Two issue with this. First, back up your drive before trying it in case you brick your system. Second, some of us will agree and some vehemently disagree that by running your system in IDE mode for a while you did not benefit from the TRIM command and so you have space on the drive that the drive does not know is free.

I personally do a secure erase and reinstall at the drop of a hat, so I am prejudiced.
 
Here is what I would do.
(1) download as ssd, install and run (Do NOT need to preform the Benchmark.
In the upper left it will show what driver is being used, (ie pcide - BAD vs what it should be msahci, or for Intel system iaSTor). It will also show "good" for Partition Alignment. If partition alignment shows Bad then you need to do as WyomingKnott indicated - Secure erease followed by a re-install of windows - After Changin Bios to AHCI.

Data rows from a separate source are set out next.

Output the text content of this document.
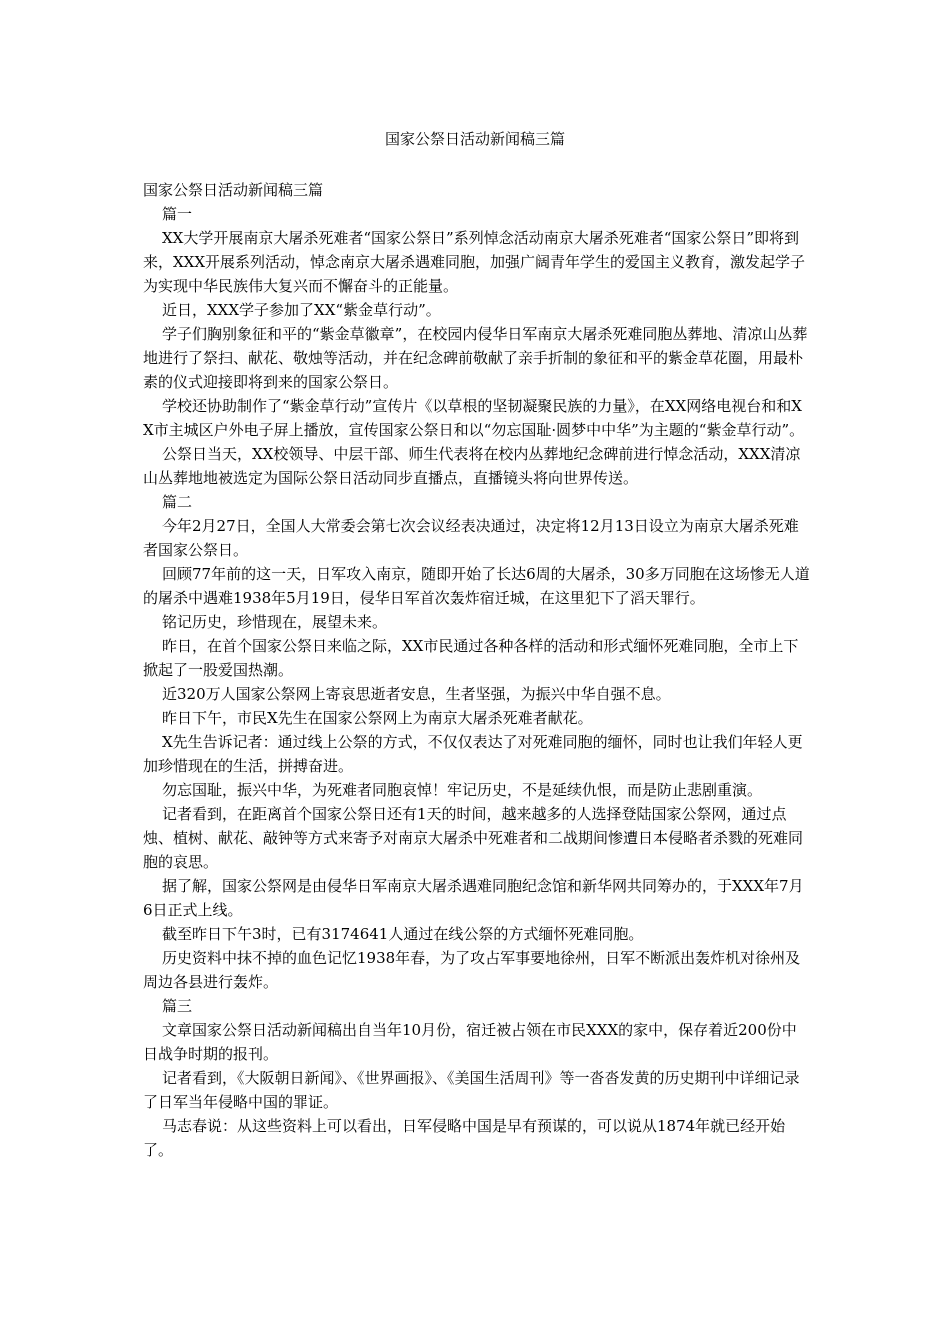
国家公祭日活动新闻稿三篇

国家公祭日活动新闻稿三篇

篇一

XX大学开展南京大屠杀死难者“国家公祭日”系列悼念活动南京大屠杀死难者“国家公祭日”即将到来，XXX开展系列活动，悼念南京大屠杀遇难同胞，加强广阔青年学生的爱国主义教育，激发起学子为实现中华民族伟大复兴而不懈奋斗的正能量。

近日，XXX学子参加了XX“紫金草行动”。

学子们胸别象征和平的“紫金草徽章”，在校园内侵华日军南京大屠杀死难同胞丛葬地、清凉山丛葬地进行了祭扫、献花、敬烛等活动，并在纪念碑前敬献了亲手折制的象征和平的紫金草花圈，用最朴素的仪式迎接即将到来的国家公祭日。

学校还协助制作了“紫金草行动”宣传片《以草根的坚韧凝聚民族的力量》，在XX网络电视台和和XX市主城区户外电子屏上播放，宣传国家公祭日和以“勿忘国耻·圆梦中中华”为主题的“紫金草行动”。

公祭日当天，XX校领导、中层干部、师生代表将在校内丛葬地纪念碑前进行悼念活动，XXX清凉山丛葬地地被选定为国际公祭日活动同步直播点，直播镜头将向世界传送。

篇二

今年2月27日，全国人大常委会第七次会议经表决通过，决定将12月13日设立为南京大屠杀死难者国家公祭日。

回顾77年前的这一天，日军攻入南京，随即开始了长达6周的大屠杀，30多万同胞在这场惨无人道的屠杀中遇难1938年5月19日，侵华日军首次轰炸宿迁城，在这里犯下了滔天罪行。

铭记历史，珍惜现在，展望未来。

昨日，在首个国家公祭日来临之际，XX市民通过各种各样的活动和形式缅怀死难同胞，全市上下掀起了一股爱国热潮。

近320万人国家公祭网上寄哀思逝者安息，生者坚强，为振兴中华自强不息。

昨日下午，市民X先生在国家公祭网上为南京大屠杀死难者献花。

X先生告诉记者：通过线上公祭的方式，不仅仅表达了对死难同胞的缅怀，同时也让我们年轻人更加珍惜现在的生活，拼搏奋进。

勿忘国耻，振兴中华，为死难者同胞哀悼！牢记历史，不是延续仇恨，而是防止悲剧重演。

记者看到，在距离首个国家公祭日还有1天的时间，越来越多的人选择登陆国家公祭网，通过点烛、植树、献花、敲钟等方式来寄予对南京大屠杀中死难者和二战期间惨遭日本侵略者杀戮的死难同胞的哀思。

据了解，国家公祭网是由侵华日军南京大屠杀遇难同胞纪念馆和新华网共同筹办的，于XXX年7月6日正式上线。

截至昨日下午3时，已有3174641人通过在线公祭的方式缅怀死难同胞。

历史资料中抹不掉的血色记忆1938年春，为了攻占军事要地徐州，日军不断派出轰炸机对徐州及周边各县进行轰炸。

篇三

文章国家公祭日活动新闻稿出自当年10月份，宿迁被占领在市民XXX的家中，保存着近200份中日战争时期的报刊。

记者看到，《大阪朝日新闻》、《世界画报》、《美国生活周刊》等一沓沓发黄的历史期刊中详细记录了日军当年侵略中国的罪证。

马志春说：从这些资料上可以看出，日军侵略中国是早有预谋的，可以说从1874年就已经开始了。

If Alignment is Good and driver is pcide then:
.. (A) perform the convert to ahci
Complements of Sminlel
) Run the Registry Editor (regedit.exe)
2) Navigate to Registry Key: HKEY_LOCAL_MACHINE\System\CurrentControlSet\Services\Msahci
3) Set the "Start" value to 0 (zero)
4) Navigate to Registry Key: HKEY_LOCAL_MACHINE\System\CurrentControlSet\Services\Pciide
5) Set the "Start" value to 0 (zero)
6) Shut down
7) Start up again, but before Windows boots go into the BIOS configuration screens and change the disk mode to "AHCI". Save the new BIOS configuration and restart so that Windows boots.
END Extract fom Sminlel's post


If this works and As SSD now shows good (msahci for driver). then if Intel go to Intels web site and download latest RST driver and install. AS SSD should now indicate iaSTor for driver.
Next use the system for several days this should allow trim time to return SSD to factory spec., Then run the AS SSD benchmark. If you do not get close to factory spects then:
(A) Do a windows backup of System (C Drive) this will create a system image (will not have to do a reinstall and reinstall all programs)
(B) As WyomingKnott indicated, do a secure erease (While you are at this point verify SSD has latest firmware (Also indicated in AS SSD), if not update SSD firmware.
(C) when done, pop in win 7 installation disk, select repair, repare from image. This will put win 7 and ALL Programs, favorites, emails back onto system. Fifteen minutes later you are up and runing with a factory fress SSD.

Links:
Intel's RST: http://downloadcenter.intel.com/SearchResult.aspx?lang=eng&ProductFamily=Chipsets&ProductLine=Chipset+Software&ProductProduct=Intel%c2%ae+Rapid+Storage+Technology
AS SSD: http://downloads.guru3d.com/AS-SSD-Benchmark-download-2569.html
When Windows starts, it will detect the change, load new disk drivers, and do one more reboot to start up with them.

Added:
If SSD is a OCZ Sata 3 then (A) latest Firmware is 2.13 or 2.15. (B) when using AS SSD you will not get manuf rated speeds as they are for data that is readly compressable (NOT real life) vs AS SSD using data that is compressed for their tests. To compare look up a review (google) and look at what review reports for AS SSD.
If You did homework and bought a Curical M4, latest firmware is 0009 (This boosted performance over previous firmware).